Plant sulphur metabolism is stimulated by photorespiration

First author: Cyril Abadie; Affiliations: Australian National University (澳大利亚国立大学): Canberra, Australia

Corresponding author: Guillaume Tcherkez

Intense efforts have been devoted to describe the biochemical pathway of plant sulphur (S) assimilation from sulphate.
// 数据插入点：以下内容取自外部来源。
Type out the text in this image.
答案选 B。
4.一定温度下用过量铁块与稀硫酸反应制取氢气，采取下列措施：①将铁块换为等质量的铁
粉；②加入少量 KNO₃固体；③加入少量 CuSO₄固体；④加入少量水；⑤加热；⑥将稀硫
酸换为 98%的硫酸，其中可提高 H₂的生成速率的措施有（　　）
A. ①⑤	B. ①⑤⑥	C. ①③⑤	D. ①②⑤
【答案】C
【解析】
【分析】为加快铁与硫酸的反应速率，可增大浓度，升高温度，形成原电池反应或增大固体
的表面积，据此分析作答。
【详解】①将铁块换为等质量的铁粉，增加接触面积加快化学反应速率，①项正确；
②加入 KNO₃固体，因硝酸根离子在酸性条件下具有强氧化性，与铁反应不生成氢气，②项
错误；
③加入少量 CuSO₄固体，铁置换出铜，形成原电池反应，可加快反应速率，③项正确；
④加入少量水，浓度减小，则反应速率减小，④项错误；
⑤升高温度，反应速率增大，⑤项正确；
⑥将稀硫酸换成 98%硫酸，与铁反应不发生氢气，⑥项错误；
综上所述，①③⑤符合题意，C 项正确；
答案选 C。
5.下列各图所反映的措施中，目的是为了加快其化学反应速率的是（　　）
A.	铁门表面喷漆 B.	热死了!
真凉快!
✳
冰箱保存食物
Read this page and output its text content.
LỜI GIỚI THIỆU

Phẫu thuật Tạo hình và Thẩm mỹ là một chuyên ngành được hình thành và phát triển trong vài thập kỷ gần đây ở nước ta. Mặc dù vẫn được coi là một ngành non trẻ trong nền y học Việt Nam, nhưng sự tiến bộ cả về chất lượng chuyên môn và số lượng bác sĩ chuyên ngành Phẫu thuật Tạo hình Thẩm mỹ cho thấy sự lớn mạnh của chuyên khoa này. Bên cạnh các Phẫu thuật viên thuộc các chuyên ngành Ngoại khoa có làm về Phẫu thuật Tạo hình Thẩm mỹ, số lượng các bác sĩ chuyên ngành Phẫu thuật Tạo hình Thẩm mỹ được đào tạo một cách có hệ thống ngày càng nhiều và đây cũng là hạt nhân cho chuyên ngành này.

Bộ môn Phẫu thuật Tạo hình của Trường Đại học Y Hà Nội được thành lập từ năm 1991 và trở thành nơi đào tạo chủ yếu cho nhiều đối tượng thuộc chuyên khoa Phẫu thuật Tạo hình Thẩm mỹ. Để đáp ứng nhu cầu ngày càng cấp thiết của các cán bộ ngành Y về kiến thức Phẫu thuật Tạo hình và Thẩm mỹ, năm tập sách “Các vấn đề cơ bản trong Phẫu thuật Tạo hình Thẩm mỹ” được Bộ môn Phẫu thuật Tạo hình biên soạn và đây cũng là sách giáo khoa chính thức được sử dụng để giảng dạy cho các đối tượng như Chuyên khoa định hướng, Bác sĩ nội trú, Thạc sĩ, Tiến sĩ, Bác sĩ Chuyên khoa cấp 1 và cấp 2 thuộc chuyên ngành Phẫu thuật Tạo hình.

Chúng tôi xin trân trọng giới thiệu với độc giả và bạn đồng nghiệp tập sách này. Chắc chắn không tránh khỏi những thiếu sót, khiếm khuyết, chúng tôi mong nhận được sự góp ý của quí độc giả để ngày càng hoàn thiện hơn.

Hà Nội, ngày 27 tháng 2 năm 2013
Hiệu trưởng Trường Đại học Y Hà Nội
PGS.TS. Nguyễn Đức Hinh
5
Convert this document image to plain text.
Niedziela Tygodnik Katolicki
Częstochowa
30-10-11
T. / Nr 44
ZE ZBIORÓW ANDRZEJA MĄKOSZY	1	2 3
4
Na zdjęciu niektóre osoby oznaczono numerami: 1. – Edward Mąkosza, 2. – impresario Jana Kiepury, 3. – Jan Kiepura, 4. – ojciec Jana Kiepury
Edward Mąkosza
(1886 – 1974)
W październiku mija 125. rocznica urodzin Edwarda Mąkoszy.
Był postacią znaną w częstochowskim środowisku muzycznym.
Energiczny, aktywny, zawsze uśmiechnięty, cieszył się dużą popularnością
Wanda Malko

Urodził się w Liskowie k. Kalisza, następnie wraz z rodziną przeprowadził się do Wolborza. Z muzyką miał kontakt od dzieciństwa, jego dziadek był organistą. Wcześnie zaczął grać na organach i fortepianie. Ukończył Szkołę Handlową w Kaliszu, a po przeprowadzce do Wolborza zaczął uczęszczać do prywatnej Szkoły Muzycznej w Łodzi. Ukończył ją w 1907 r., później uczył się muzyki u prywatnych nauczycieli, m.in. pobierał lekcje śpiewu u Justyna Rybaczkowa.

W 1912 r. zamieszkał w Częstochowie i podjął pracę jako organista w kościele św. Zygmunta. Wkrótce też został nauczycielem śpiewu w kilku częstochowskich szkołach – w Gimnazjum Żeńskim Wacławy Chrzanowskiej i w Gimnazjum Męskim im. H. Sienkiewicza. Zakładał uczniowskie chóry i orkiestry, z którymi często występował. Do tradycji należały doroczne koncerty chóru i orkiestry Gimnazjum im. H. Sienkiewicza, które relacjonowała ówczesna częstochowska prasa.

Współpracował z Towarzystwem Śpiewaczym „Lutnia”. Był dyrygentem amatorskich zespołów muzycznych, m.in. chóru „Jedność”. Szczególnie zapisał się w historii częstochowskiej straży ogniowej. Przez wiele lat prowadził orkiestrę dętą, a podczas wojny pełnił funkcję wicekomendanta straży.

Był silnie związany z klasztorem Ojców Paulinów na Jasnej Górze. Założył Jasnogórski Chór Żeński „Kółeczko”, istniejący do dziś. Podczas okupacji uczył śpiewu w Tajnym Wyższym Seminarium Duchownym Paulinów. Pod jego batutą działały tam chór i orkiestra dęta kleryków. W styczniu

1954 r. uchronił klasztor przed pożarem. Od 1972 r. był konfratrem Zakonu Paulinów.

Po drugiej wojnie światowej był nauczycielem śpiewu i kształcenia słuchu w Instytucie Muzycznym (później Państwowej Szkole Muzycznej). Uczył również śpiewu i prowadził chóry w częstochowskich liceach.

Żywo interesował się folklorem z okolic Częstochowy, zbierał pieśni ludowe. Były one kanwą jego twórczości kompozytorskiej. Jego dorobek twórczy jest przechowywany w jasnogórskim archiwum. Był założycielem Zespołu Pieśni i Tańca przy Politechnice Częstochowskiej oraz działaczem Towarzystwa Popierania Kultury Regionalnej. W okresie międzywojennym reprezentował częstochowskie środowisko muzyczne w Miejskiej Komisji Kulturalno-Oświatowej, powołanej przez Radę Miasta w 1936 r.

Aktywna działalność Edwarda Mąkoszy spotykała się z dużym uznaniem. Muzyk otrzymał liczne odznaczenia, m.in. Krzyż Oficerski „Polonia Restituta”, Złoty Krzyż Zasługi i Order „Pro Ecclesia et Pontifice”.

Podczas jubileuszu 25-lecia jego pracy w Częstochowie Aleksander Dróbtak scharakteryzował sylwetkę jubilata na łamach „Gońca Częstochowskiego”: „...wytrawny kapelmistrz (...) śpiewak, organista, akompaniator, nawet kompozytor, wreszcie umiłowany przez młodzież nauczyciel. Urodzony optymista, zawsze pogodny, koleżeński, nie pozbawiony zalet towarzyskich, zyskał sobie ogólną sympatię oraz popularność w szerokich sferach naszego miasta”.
However, essential information on metabolic regulation of S assimilation is still lacking, such as possible interactions between S assimilation, photosynthesis and photorespiration. In particular, does S assimilation scale with photosynthesis thus ensuring sufficient S provision for amino acids synthesis? This lack of knowledge is problematic because optimization of photosynthesis is a common target of crop breeding and furthermore, photosynthesis is stimulated by the inexorable increase in atmospheric CO2. Here, we used high-resolution 33S and 13C tracing technology with NMR and LC-MS to access direct measurement of metabolic fluxes in S assimilation, when photosynthesis and photorespiration are varied via the gaseous composition of the atmosphere (CO2, O2). We show that S assimilation is stimulated by photorespiratory metabolism and therefore, large photosynthetic fluxes appear to be detrimental to plant cell sulphur nutrition.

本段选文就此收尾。